Aldred is also passionate about volunteering. Through his involvement in non-profit projects on education, gender equality, youth and entrepreneurship in community development, he acquires a good deal of knowledge.
I do not find, in fact, any frustrating aspect in my business. Of course, we encounter difficulties. But it is they that allow us to move forward. I think that
constraints are part of the evolution process to achieve success.
I started by sharing with family and friends, then gradually i went to supermarkets and various shops. Some have seen the value that my products
could bring them, dared to try them and adopted them. Others rejected them. I didn’t force anyone to it, the products convinced our customers themselves. Already, our target represents the middle and upper economic classes, which are often busy or in a hurry. Our products help consumers save time, since our products are ready for consumption.
It should be noted that before launching this business, I was used to the realities of the agricultural world. I have worked for a long time with small farmers. I knew their realities, and their real needs. All this allowed me to know how I could collaborate with them in order to create not only value to their business, but also value on the food consumption market.
Like any young company that wants to prosper, we also lack financial capital sometimes. We have managed to obtain so far a few thousand dollars from
mainly support platforms for start-ups. But our prospects for development on the long term are large (installation of a processing plant in
fruits and vegetables ; integration of the Nigerian market; and others) and we need a lot more financial resources. We will be happy to have, in a certain future, partnerships, collaboration with investment funds, venture capitalists, business angels.
The main challenge now is packaging. In Benin, real companies producing biodegradable food packaging is very hard to find and costly.

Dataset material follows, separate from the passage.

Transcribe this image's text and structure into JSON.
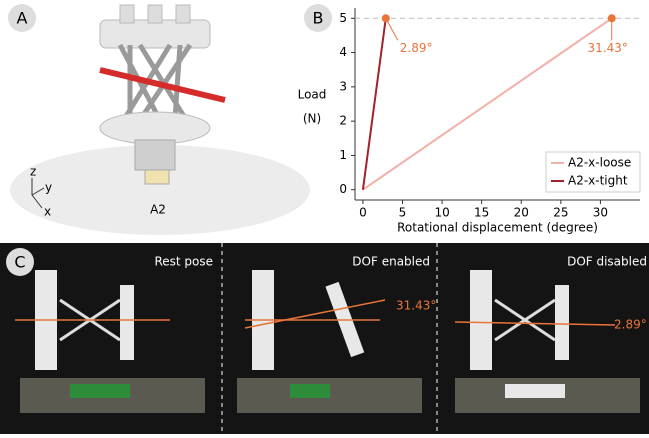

I’m proud of the fact that a businessman believed in me, in 2017, after I presented my business to a general public, he proposed to invest in my business. It was for me a sign of success. It made me realize that people believe in what I do.
Also, I am proud to have been selected among the 20 youngest African entrepreneurs for the 2018 edition of the Entrepreneurship Contest “The Anzisha prize”; especially being the first Beninese to obtain this distinction and to integrate this network of African entrepreneurs, already at its 8th
As lesson, there is discipline. Everyone works. But what makes some people successful and others unsuccessful, is the discipline that each of these categories of people whether or not they put in their work. It’s very hard to be disciplined and focused, but with a lot of exercise we get there.

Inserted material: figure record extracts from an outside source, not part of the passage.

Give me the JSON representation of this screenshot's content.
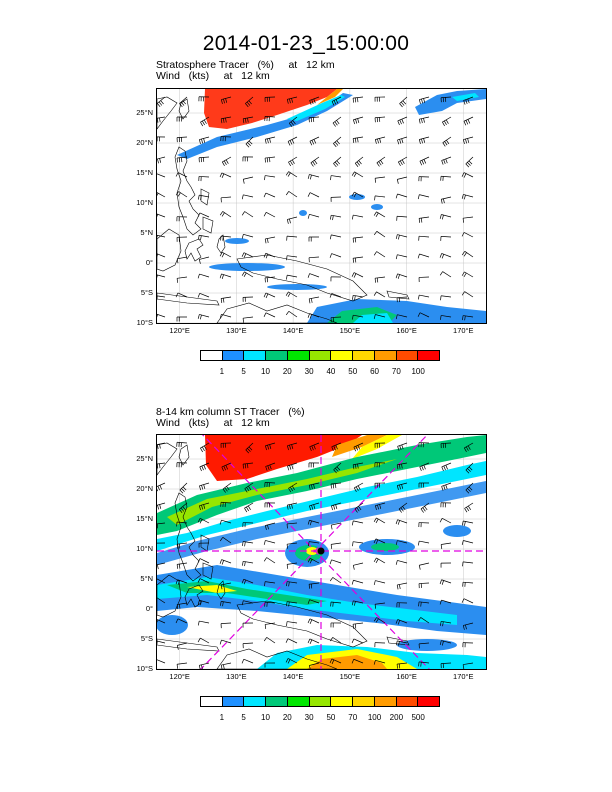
{
  "title": "2014-01-23_15:00:00",
  "panel1": {
    "line1": "Stratosphere Tracer   (%)     at   12 km",
    "line2": "Wind   (kts)     at   12 km",
    "colorbar_labels": [
      "1",
      "5",
      "10",
      "20",
      "30",
      "40",
      "50",
      "60",
      "70",
      "100"
    ],
    "colorbar_colors": [
      "#ffffff",
      "#1e90ff",
      "#00e5ff",
      "#00c878",
      "#00e600",
      "#96e600",
      "#ffff00",
      "#ffd700",
      "#ff9b00",
      "#ff4b00",
      "#ff0000"
    ]
  },
  "panel2": {
    "line1": "8-14 km column ST Tracer   (%)",
    "line2": "Wind   (kts)     at   12 km",
    "colorbar_labels": [
      "1",
      "5",
      "10",
      "20",
      "30",
      "50",
      "70",
      "100",
      "200",
      "500"
    ],
    "colorbar_colors": [
      "#ffffff",
      "#1e90ff",
      "#00e5ff",
      "#00c878",
      "#00e600",
      "#96e600",
      "#ffff00",
      "#ffd700",
      "#ff9b00",
      "#ff4b00",
      "#ff0000"
    ]
  },
  "lat_labels": [
    "25°N",
    "20°N",
    "15°N",
    "10°N",
    "5°N",
    "0°",
    "5°S",
    "10°S"
  ],
  "lon_labels": [
    "120°E",
    "130°E",
    "140°E",
    "150°E",
    "160°E",
    "170°E"
  ],
  "colors": {
    "cross_line": "#e000e0",
    "coast": "#000000",
    "grid": "#c8c8c8"
  }
}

Surrounding yourself with good people is also very important to success, not just in entrepreneurship, but in life. The people we meet, who we go to, have a immense influence on our mind first, but also on our choices. These people have an impact on all our companies, and on the results of our initiatives.
Be armed with resilience! You have to be full of courage to undertake a project in such a hostile environment like ours. And to advance in entrepreneurship you have to be mentally strong!
A food self-sufficient Africa, where everyone has access to three meals daily “complete”: it’s my dream. According to the African Development Bank, imported food on the African continent represents each year 35 billion dollars in foreign currency.
Africa is nevertheless rich because of its young population (70% of the African population has under 35 years) and its arable land estimated at 65% of all non-cultivated arable land in the world. I believe that by investing to unleash the potential of the African continent, my dream will become a reality. I believe that by 2050, Africa will be able to feed itself, but also feed the rest of the world. The task may not be easy to perform, but together we’ll get there.